Rocky trail sections are the ultimate test for auto transmissions, and the Grizzly performed with aplomb. As previously mentioned, the altitude softened the initial hit, but the Ultramatic hooks up and moves the 700 forward without belt burning or squeal. Once on the move, the CVT responds quickly to throttle input. Throw in the easy-to-use 4WD and front differential lock and you’ve got a machine that is capable of going over or around any obstacle.
Changes to the engine specs include a new piston with increased compression, new cylinder head, changed camshaft timing and new heat treatment on the connecting rod.
Body roll is what you would expect from a utility ATV, requiring some body English to keep the cornering flat.
Even when the suspension bottoms or is pushed beyond its design, the 2014 Grizzly 700 goes where you want it and is always predictable.
Yamaha found that the majority of utility ATV buyers actually use the their machines for trail riding and exploring over work or hunting. With that, Team Blue decided to give the Grizzly better handling for trail busting fun. First and foremost, both the front and rear A-arms have been widened 30mm, giving the 700 a 60mm wider track. The front and rear shocks have been lengthened 66.6mm and 38.9mm respectively for more suspension travel.
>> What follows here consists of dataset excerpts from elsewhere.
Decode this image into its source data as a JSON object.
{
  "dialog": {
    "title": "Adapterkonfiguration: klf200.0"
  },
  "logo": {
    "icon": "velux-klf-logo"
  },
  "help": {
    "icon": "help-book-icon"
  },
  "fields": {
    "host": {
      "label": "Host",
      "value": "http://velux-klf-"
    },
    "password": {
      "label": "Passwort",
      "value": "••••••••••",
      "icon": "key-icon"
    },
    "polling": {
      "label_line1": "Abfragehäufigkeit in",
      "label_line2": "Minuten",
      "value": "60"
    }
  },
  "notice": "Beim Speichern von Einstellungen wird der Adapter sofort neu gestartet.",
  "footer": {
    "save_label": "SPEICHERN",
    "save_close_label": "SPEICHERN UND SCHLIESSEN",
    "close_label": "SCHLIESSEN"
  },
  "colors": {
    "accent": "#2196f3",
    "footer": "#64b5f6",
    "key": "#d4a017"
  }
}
The front strokes though an additional 19.8mm and the rear gets 9.9mm more movement. Damping settings are also reworked to improve comfort while still maintaining excellent handling.
New Maxxis tires, developed exclusively for the Grizzly, are darn near bulletproof.
Suspension action feels plush in the bumps and rocks, but firms up nicely when the pace increases. Bouncing through whoops and bumps highlights what I feel is the most impressive handling trait of the Grizzly. Even when the suspension bottoms or is pushed beyond its design, the 700 goes where you want it and is always predictable. Body roll is what you would expect from a utility ATV, requiring some body English to keep the cornering flat. Overall it is a nice mix of trail comfort with sportiness when the mood strikes.
Both the front and rear A-arms have been widened and suspension travel has been increased throughout as well.
With the longer suspension came new, lighter steering thanks to revised pitman arm geometry and Electronic Power Steering settings. The EPS assist power has been recalibrated for the longer suspension arms using input on vehicle speed, handlebar torque and handlebar speed.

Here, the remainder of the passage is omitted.